Bolivia enfrenta el reto de estabilizar su economía en 2025
Bolivia inicia 2025 con el desafío de superar una crisis económica marcada por alta inflación, falta de dólares y desabastecimiento de carburantes.
En 2024, la inflación acumulada alcanzó 8,82 %, la más alta en una década; mientras que el déficit comercial sumó 329 millones de dólares en los primeros nueve meses del año.
Las dificultades incluyeron largas filas para adquirir gasolina y diésel; así como restricciones para acceder a dólares, afectando a ahorristas y empresarios. Expertos y opositores calificaron esta situación como un «corralito bancario» no declarado.

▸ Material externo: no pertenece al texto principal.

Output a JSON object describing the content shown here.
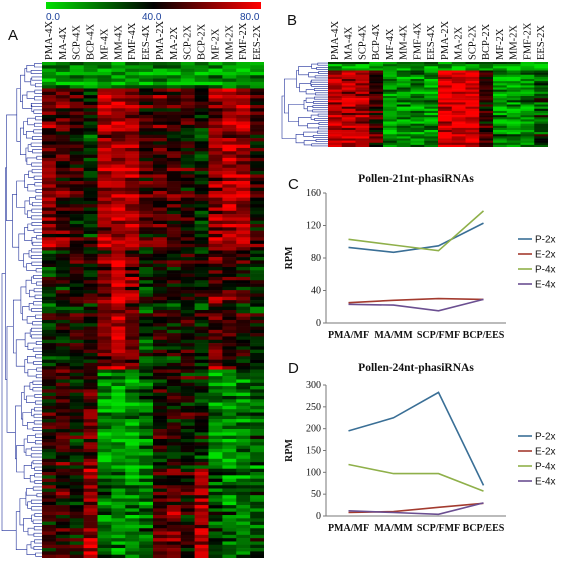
{
  "panels": {
    "a": "A",
    "b": "B",
    "c": "C",
    "d": "D"
  },
  "colorbar": {
    "ticks": [
      "0.0",
      "40.0",
      "80.0"
    ],
    "colors": {
      "low": "#00e000",
      "mid": "#000000",
      "high": "#ff0000"
    }
  },
  "heatmap_a": {
    "columns": [
      "PMA-4X",
      "MA-4X",
      "SCP-4X",
      "BCP-4X",
      "MF-4X",
      "MM-4X",
      "FMF-4X",
      "EES-4X",
      "PMA-2X",
      "MA-2X",
      "SCP-2X",
      "BCP-2X",
      "MF-2X",
      "MM-2X",
      "FMF-2X",
      "EES-2X"
    ]
  },
  "heatmap_b": {
    "columns": [
      "PMA-4X",
      "MA-4X",
      "SCP-4X",
      "BCP-4X",
      "MF-4X",
      "MM-4X",
      "FMF-4X",
      "EES-4X",
      "PMA-2X",
      "MA-2X",
      "SCP-2X",
      "BCP-2X",
      "MF-2X",
      "MM-2X",
      "FMF-2X",
      "EES-2X"
    ]
  },
  "chart_data": [
    {
      "type": "heatmap",
      "panel": "A",
      "columns": [
        "PMA-4X",
        "MA-4X",
        "SCP-4X",
        "BCP-4X",
        "MF-4X",
        "MM-4X",
        "FMF-4X",
        "EES-4X",
        "PMA-2X",
        "MA-2X",
        "SCP-2X",
        "BCP-2X",
        "MF-2X",
        "MM-2X",
        "FMF-2X",
        "EES-2X"
      ],
      "value_range": [
        0,
        80
      ],
      "dendrogram": "rows"
    },
    {
      "type": "heatmap",
      "panel": "B",
      "columns": [
        "PMA-4X",
        "MA-4X",
        "SCP-4X",
        "BCP-4X",
        "MF-4X",
        "MM-4X",
        "FMF-4X",
        "EES-4X",
        "PMA-2X",
        "MA-2X",
        "SCP-2X",
        "BCP-2X",
        "MF-2X",
        "MM-2X",
        "FMF-2X",
        "EES-2X"
      ],
      "value_range": [
        0,
        80
      ],
      "dendrogram": "rows"
    },
    {
      "type": "line",
      "panel": "C",
      "title": "Pollen-21nt-phasiRNAs",
      "ylabel": "RPM",
      "categories": [
        "PMA/MF",
        "MA/MM",
        "SCP/FMF",
        "BCP/EES"
      ],
      "ylim": [
        0,
        160
      ],
      "yticks": [
        0,
        40,
        80,
        120,
        160
      ],
      "legend_position": "right",
      "series": [
        {
          "name": "P-2x",
          "color": "#3a6f96",
          "values": [
            93,
            87,
            95,
            123
          ]
        },
        {
          "name": "E-2x",
          "color": "#a33b2f",
          "values": [
            25,
            28,
            30,
            29
          ]
        },
        {
          "name": "P-4x",
          "color": "#8fb04a",
          "values": [
            103,
            96,
            89,
            138
          ]
        },
        {
          "name": "E-4x",
          "color": "#6b4f91",
          "values": [
            23,
            22,
            15,
            29
          ]
        }
      ]
    },
    {
      "type": "line",
      "panel": "D",
      "title": "Pollen-24nt-phasiRNAs",
      "ylabel": "RPM",
      "categories": [
        "PMA/MF",
        "MA/MM",
        "SCP/FMF",
        "BCP/EES"
      ],
      "ylim": [
        0,
        300
      ],
      "yticks": [
        0,
        50,
        100,
        150,
        200,
        250,
        300
      ],
      "legend_position": "right",
      "series": [
        {
          "name": "P-2x",
          "color": "#3a6f96",
          "values": [
            195,
            225,
            283,
            70
          ]
        },
        {
          "name": "E-2x",
          "color": "#a33b2f",
          "values": [
            8,
            10,
            20,
            29
          ]
        },
        {
          "name": "P-4x",
          "color": "#8fb04a",
          "values": [
            118,
            97,
            97,
            57
          ]
        },
        {
          "name": "E-4x",
          "color": "#6b4f91",
          "values": [
            12,
            8,
            4,
            30
          ]
        }
      ]
    }
  ]
}
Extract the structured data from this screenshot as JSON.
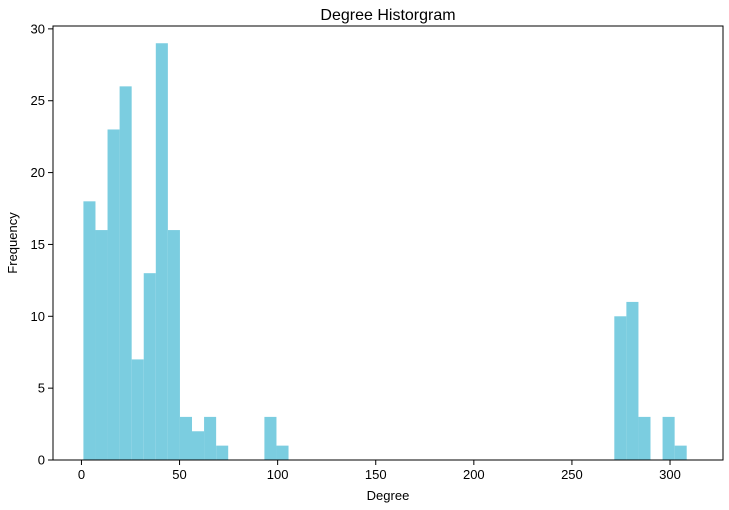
{
  "chart_data": {
    "type": "bar",
    "title": "Degree Historgram",
    "xlabel": "Degree",
    "ylabel": "Frequency",
    "xlim": [
      -14.5,
      327
    ],
    "ylim": [
      0,
      30.2
    ],
    "xticks": [
      0,
      50,
      100,
      150,
      200,
      250,
      300
    ],
    "yticks": [
      0,
      5,
      10,
      15,
      20,
      25,
      30
    ],
    "grid": false,
    "bar_color": "#7bcde0",
    "bin_width": 6.15,
    "bins": [
      {
        "x0": 1.0,
        "x1": 7.15,
        "count": 18
      },
      {
        "x0": 7.15,
        "x1": 13.3,
        "count": 16
      },
      {
        "x0": 13.3,
        "x1": 19.45,
        "count": 23
      },
      {
        "x0": 19.45,
        "x1": 25.6,
        "count": 26
      },
      {
        "x0": 25.6,
        "x1": 31.75,
        "count": 7
      },
      {
        "x0": 31.75,
        "x1": 37.9,
        "count": 13
      },
      {
        "x0": 37.9,
        "x1": 44.05,
        "count": 29
      },
      {
        "x0": 44.05,
        "x1": 50.2,
        "count": 16
      },
      {
        "x0": 50.2,
        "x1": 56.35,
        "count": 3
      },
      {
        "x0": 56.35,
        "x1": 62.5,
        "count": 2
      },
      {
        "x0": 62.5,
        "x1": 68.65,
        "count": 3
      },
      {
        "x0": 68.65,
        "x1": 74.8,
        "count": 1
      },
      {
        "x0": 93.25,
        "x1": 99.4,
        "count": 3
      },
      {
        "x0": 99.4,
        "x1": 105.55,
        "count": 1
      },
      {
        "x0": 271.6,
        "x1": 277.75,
        "count": 10
      },
      {
        "x0": 277.75,
        "x1": 283.9,
        "count": 11
      },
      {
        "x0": 283.9,
        "x1": 290.05,
        "count": 3
      },
      {
        "x0": 296.2,
        "x1": 302.35,
        "count": 3
      },
      {
        "x0": 302.35,
        "x1": 308.5,
        "count": 1
      }
    ]
  }
}
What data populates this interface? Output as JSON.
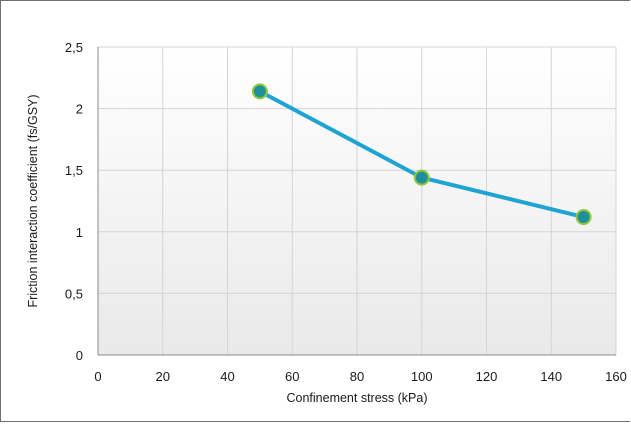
{
  "chart_data": {
    "type": "line",
    "xlabel": "Confinement stress (kPa)",
    "ylabel": "Friction interaction coefficient (fs/GSY)",
    "xlim": [
      0,
      160
    ],
    "ylim": [
      0,
      2.5
    ],
    "x_ticks": [
      "0",
      "20",
      "40",
      "60",
      "80",
      "100",
      "120",
      "140",
      "160"
    ],
    "y_ticks": [
      "0",
      "0,5",
      "1",
      "1,5",
      "2",
      "2,5"
    ],
    "grid": true,
    "legend": "none",
    "series": [
      {
        "x": [
          50,
          100,
          150
        ],
        "y": [
          2.14,
          1.44,
          1.12
        ],
        "line_color": "#1fa3d3",
        "marker_fill": "#1f8f9a",
        "marker_edge": "#8fc83a"
      }
    ]
  }
}
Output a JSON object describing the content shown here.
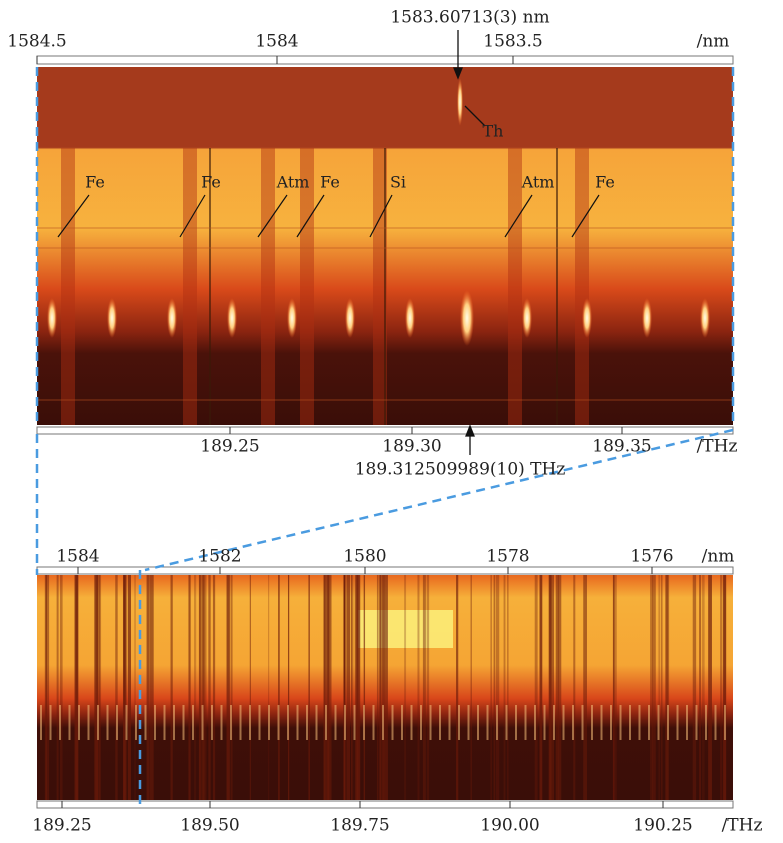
{
  "top_panel": {
    "wavelength_axis": {
      "ticks": [
        "1584.5",
        "1584",
        "1583.5"
      ],
      "unit": "/nm"
    },
    "frequency_axis": {
      "ticks": [
        "189.25",
        "189.30",
        "189.35"
      ],
      "unit": "/THz"
    },
    "wavelength_marker": "1583.60713(3) nm",
    "frequency_marker": "189.312509989(10) THz",
    "reference_label": "Th",
    "line_labels": [
      "Fe",
      "Fe",
      "Atm",
      "Fe",
      "Si",
      "Atm",
      "Fe"
    ]
  },
  "bottom_panel": {
    "wavelength_axis": {
      "ticks": [
        "1584",
        "1582",
        "1580",
        "1578",
        "1576"
      ],
      "unit": "/nm"
    },
    "frequency_axis": {
      "ticks": [
        "189.25",
        "189.50",
        "189.75",
        "190.00",
        "190.25"
      ],
      "unit": "/THz"
    }
  }
}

El presidente Luis Arce atribuyó los problemas económicos a factores globales y conflictos internos en el Movimiento al Socialismo (MAS). Las divisiones dentro del partido provocaron bloqueos carreteros que generaron pérdidas económicas por más de 3.000 millones de dólares; y encarecieron alimentos en las principales ciudades.

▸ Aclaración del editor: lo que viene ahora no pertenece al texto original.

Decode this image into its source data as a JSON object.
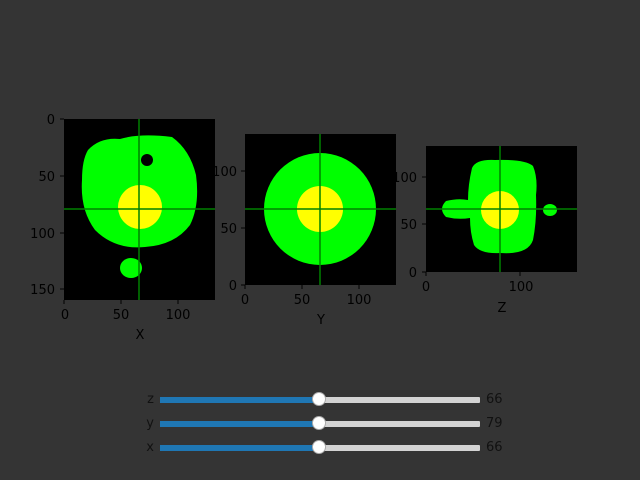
{
  "figure": {
    "background": "#343434",
    "colors": {
      "image_bg": "#000000",
      "body": "#00ff00",
      "core": "#ffff00",
      "crosshair": "#008000"
    }
  },
  "panels": [
    {
      "axis_label": "X",
      "xticks": [
        "0",
        "50",
        "100"
      ],
      "yticks": [
        "0",
        "50",
        "100",
        "150"
      ],
      "image_extent": {
        "width": 133,
        "height": 160
      },
      "crosshair": {
        "x": 66,
        "y": 79
      },
      "y_origin": "top"
    },
    {
      "axis_label": "Y",
      "xticks": [
        "0",
        "50",
        "100"
      ],
      "yticks": [
        "0",
        "50",
        "100"
      ],
      "image_extent": {
        "width": 133,
        "height": 133
      },
      "crosshair": {
        "x": 66,
        "y": 66
      },
      "y_origin": "bottom"
    },
    {
      "axis_label": "Z",
      "xticks": [
        "0",
        "100"
      ],
      "yticks": [
        "0",
        "50",
        "100"
      ],
      "image_extent": {
        "width": 160,
        "height": 133
      },
      "crosshair": {
        "x": 79,
        "y": 66
      },
      "y_origin": "bottom"
    }
  ],
  "sliders": [
    {
      "label": "z",
      "value": "66",
      "fraction": 0.5
    },
    {
      "label": "y",
      "value": "79",
      "fraction": 0.5
    },
    {
      "label": "x",
      "value": "66",
      "fraction": 0.5
    }
  ]
}
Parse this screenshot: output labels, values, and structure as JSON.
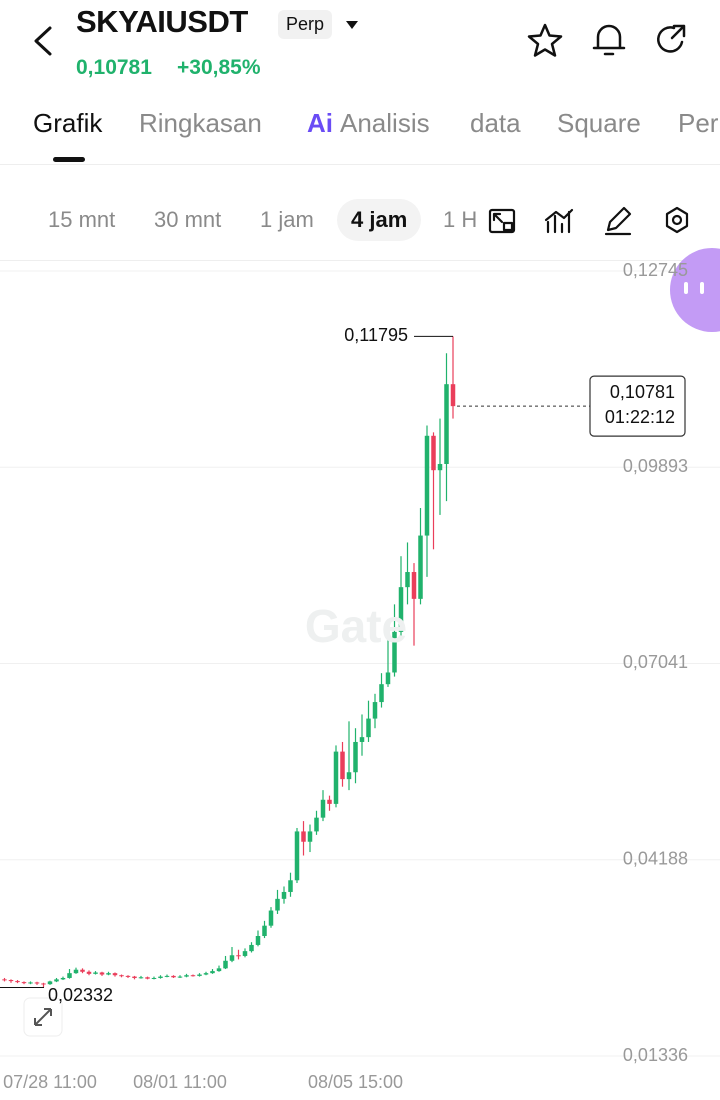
{
  "header": {
    "symbol": "SKYAIUSDT",
    "badge": "Perp",
    "price": "0,10781",
    "change": "+30,85%"
  },
  "tabs": [
    "Grafik",
    "Ringkasan",
    "Analisis",
    "data",
    "Square",
    "Per"
  ],
  "tab_ai_prefix": "Ai",
  "intervals": [
    "15 mnt",
    "30 mnt",
    "1 jam",
    "4 jam",
    "1 H"
  ],
  "chart_data": {
    "type": "candlestick",
    "watermark": "Gate",
    "up_color": "#20b26c",
    "down_color": "#ea3e5b",
    "categories": [
      null,
      null,
      null,
      null,
      null,
      null,
      null,
      "07/28 11:00",
      null,
      null,
      null,
      null,
      null,
      null,
      null,
      null,
      null,
      null,
      null,
      null,
      null,
      null,
      null,
      null,
      null,
      null,
      null,
      "08/01 11:00",
      null,
      null,
      null,
      null,
      null,
      null,
      null,
      null,
      null,
      null,
      null,
      null,
      null,
      null,
      null,
      null,
      null,
      null,
      null,
      null,
      null,
      null,
      null,
      null,
      null,
      null,
      "08/05 15:00",
      null,
      null,
      null,
      null,
      null,
      null,
      null,
      null,
      null,
      null,
      null,
      null,
      null,
      null,
      null
    ],
    "open": [
      0.0245,
      0.0244,
      0.02425,
      0.0241,
      0.02395,
      0.02405,
      0.0239,
      0.0238,
      0.0242,
      0.0245,
      0.0247,
      0.0254,
      0.0259,
      0.0256,
      0.0253,
      0.0255,
      0.0252,
      0.0254,
      0.0251,
      0.025,
      0.0249,
      0.0247,
      0.0248,
      0.0246,
      0.0247,
      0.0249,
      0.025,
      0.0248,
      0.0249,
      0.0251,
      0.025,
      0.0252,
      0.0254,
      0.0257,
      0.0261,
      0.0272,
      0.028,
      0.0279,
      0.0286,
      0.0295,
      0.0308,
      0.0323,
      0.0345,
      0.0362,
      0.0372,
      0.0389,
      0.046,
      0.0445,
      0.046,
      0.048,
      0.0506,
      0.05,
      0.0576,
      0.0536,
      0.0546,
      0.059,
      0.0597,
      0.0624,
      0.0648,
      0.0674,
      0.0691,
      0.075,
      0.0815,
      0.0837,
      0.0798,
      0.089,
      0.1035,
      0.0985,
      0.0994,
      0.111
    ],
    "high": [
      0.0247,
      0.0245,
      0.0244,
      0.0242,
      0.0242,
      0.02415,
      0.024,
      0.0243,
      0.0247,
      0.0249,
      0.026,
      0.0262,
      0.0261,
      0.0258,
      0.0257,
      0.0256,
      0.0256,
      0.0255,
      0.0252,
      0.0251,
      0.025,
      0.025,
      0.0249,
      0.0249,
      0.0251,
      0.0252,
      0.0251,
      0.0251,
      0.0253,
      0.0252,
      0.0254,
      0.0256,
      0.026,
      0.0265,
      0.0279,
      0.0292,
      0.0288,
      0.029,
      0.0299,
      0.0316,
      0.033,
      0.035,
      0.0375,
      0.038,
      0.04,
      0.0465,
      0.0475,
      0.047,
      0.049,
      0.052,
      0.0512,
      0.0585,
      0.059,
      0.062,
      0.061,
      0.063,
      0.065,
      0.066,
      0.069,
      0.074,
      0.079,
      0.086,
      0.088,
      0.085,
      0.093,
      0.105,
      0.104,
      0.106,
      0.1155,
      0.11795
    ],
    "low": [
      0.0242,
      0.024,
      0.02395,
      0.0238,
      0.0238,
      0.0237,
      0.02332,
      0.0237,
      0.0241,
      0.0244,
      0.0246,
      0.0253,
      0.0254,
      0.0251,
      0.0252,
      0.025,
      0.0251,
      0.0249,
      0.0248,
      0.0247,
      0.0245,
      0.0246,
      0.0245,
      0.0245,
      0.0246,
      0.0248,
      0.0247,
      0.0247,
      0.0248,
      0.0249,
      0.0249,
      0.0251,
      0.0253,
      0.0256,
      0.026,
      0.027,
      0.0274,
      0.0277,
      0.0284,
      0.0293,
      0.0305,
      0.032,
      0.034,
      0.0355,
      0.0365,
      0.0385,
      0.0425,
      0.043,
      0.0455,
      0.0475,
      0.049,
      0.0495,
      0.0525,
      0.052,
      0.053,
      0.057,
      0.059,
      0.061,
      0.064,
      0.067,
      0.0685,
      0.074,
      0.079,
      0.073,
      0.079,
      0.083,
      0.087,
      0.092,
      0.094,
      0.106
    ],
    "close": [
      0.0244,
      0.02425,
      0.0241,
      0.02395,
      0.02405,
      0.0239,
      0.0238,
      0.0242,
      0.0245,
      0.0247,
      0.0254,
      0.0259,
      0.0256,
      0.0253,
      0.0255,
      0.0252,
      0.0254,
      0.0251,
      0.025,
      0.0249,
      0.0247,
      0.0248,
      0.0246,
      0.0247,
      0.0249,
      0.025,
      0.0248,
      0.0249,
      0.0251,
      0.025,
      0.0252,
      0.0254,
      0.0257,
      0.0261,
      0.0272,
      0.028,
      0.0279,
      0.0286,
      0.0295,
      0.0308,
      0.0323,
      0.0345,
      0.0362,
      0.0372,
      0.0389,
      0.046,
      0.0445,
      0.046,
      0.048,
      0.0506,
      0.05,
      0.0576,
      0.0536,
      0.0546,
      0.059,
      0.0597,
      0.0624,
      0.0648,
      0.0674,
      0.0691,
      0.075,
      0.0815,
      0.0837,
      0.0798,
      0.089,
      0.1035,
      0.0985,
      0.0994,
      0.111,
      0.10781
    ],
    "high_label": {
      "value": 0.11795,
      "label": "0,11795"
    },
    "low_label": {
      "value": 0.02332,
      "label": "0,02332"
    },
    "last_price": {
      "value": 0.10781,
      "label": "0,10781"
    },
    "countdown": "01:22:12",
    "ylim": [
      0.01336,
      0.12745
    ],
    "yticks": [
      {
        "value": 0.12745,
        "label": "0,12745"
      },
      {
        "value": 0.09893,
        "label": "0,09893"
      },
      {
        "value": 0.07041,
        "label": "0,07041"
      },
      {
        "value": 0.04188,
        "label": "0,04188"
      },
      {
        "value": 0.01336,
        "label": "0,01336"
      }
    ],
    "grid": true
  }
}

A pesar de los desafíos, Arce confía en un crecimiento de 3,51 % en 2025; con una inflación proyectada de 7,5 %. Sin embargo, analistas, como Fernando Romero, advierten sobre un panorama más crítico. Según Romero, el crecimiento en 2024 probablemente cerró entre 1,5 % y 2 %; reflejando una desaceleración económica sostenida desde 2021.

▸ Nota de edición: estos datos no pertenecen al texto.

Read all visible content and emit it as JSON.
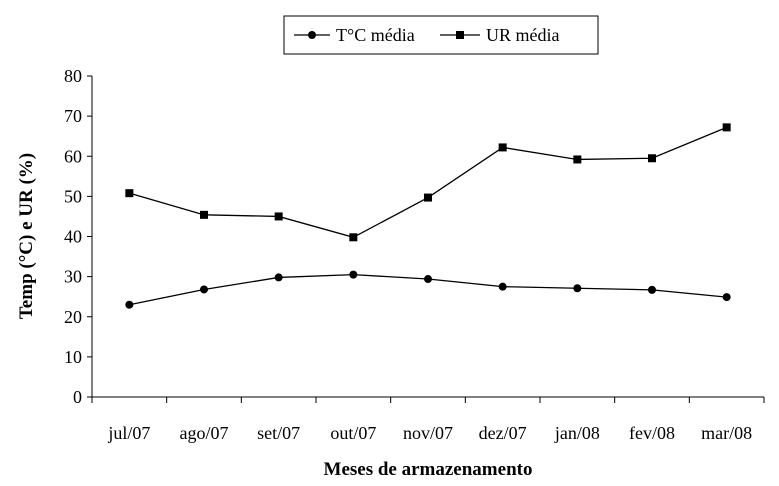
{
  "chart_data": {
    "type": "line",
    "categories": [
      "jul/07",
      "ago/07",
      "set/07",
      "out/07",
      "nov/07",
      "dez/07",
      "jan/08",
      "fev/08",
      "mar/08"
    ],
    "series": [
      {
        "name": "T°C média",
        "marker": "circle",
        "values": [
          23.0,
          26.8,
          29.8,
          30.5,
          29.4,
          27.5,
          27.1,
          26.7,
          24.9
        ]
      },
      {
        "name": "UR média",
        "marker": "square",
        "values": [
          50.8,
          45.4,
          45.0,
          39.8,
          49.7,
          62.2,
          59.2,
          59.5,
          67.2
        ]
      }
    ],
    "xlabel": "Meses de armazenamento",
    "ylabel": "Temp (°C) e UR (%)",
    "ylim": [
      0,
      80
    ],
    "yticks": [
      0,
      10,
      20,
      30,
      40,
      50,
      60,
      70,
      80
    ],
    "grid": false,
    "legend": "top"
  }
}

Romero cuestiona la sostenibilidad del modelo económico actual, basado en altos gastos públicos y endeudamiento, mientras los ingresos por la venta de gas natural disminuyen. Alertó sobre un posible escenario de estanflación; con crecimiento estancado y precios altos, que podría agravar el desempleo y la pobreza.
Con elecciones en el horizonte, expertos coinciden en que las soluciones estructurales; como reducir el gasto público y coordinar con el sector privado, serán cruciales para reactivar la economía. Sin embargo, advierten que la reconstrucción podría recaer en el próximo Gobierno.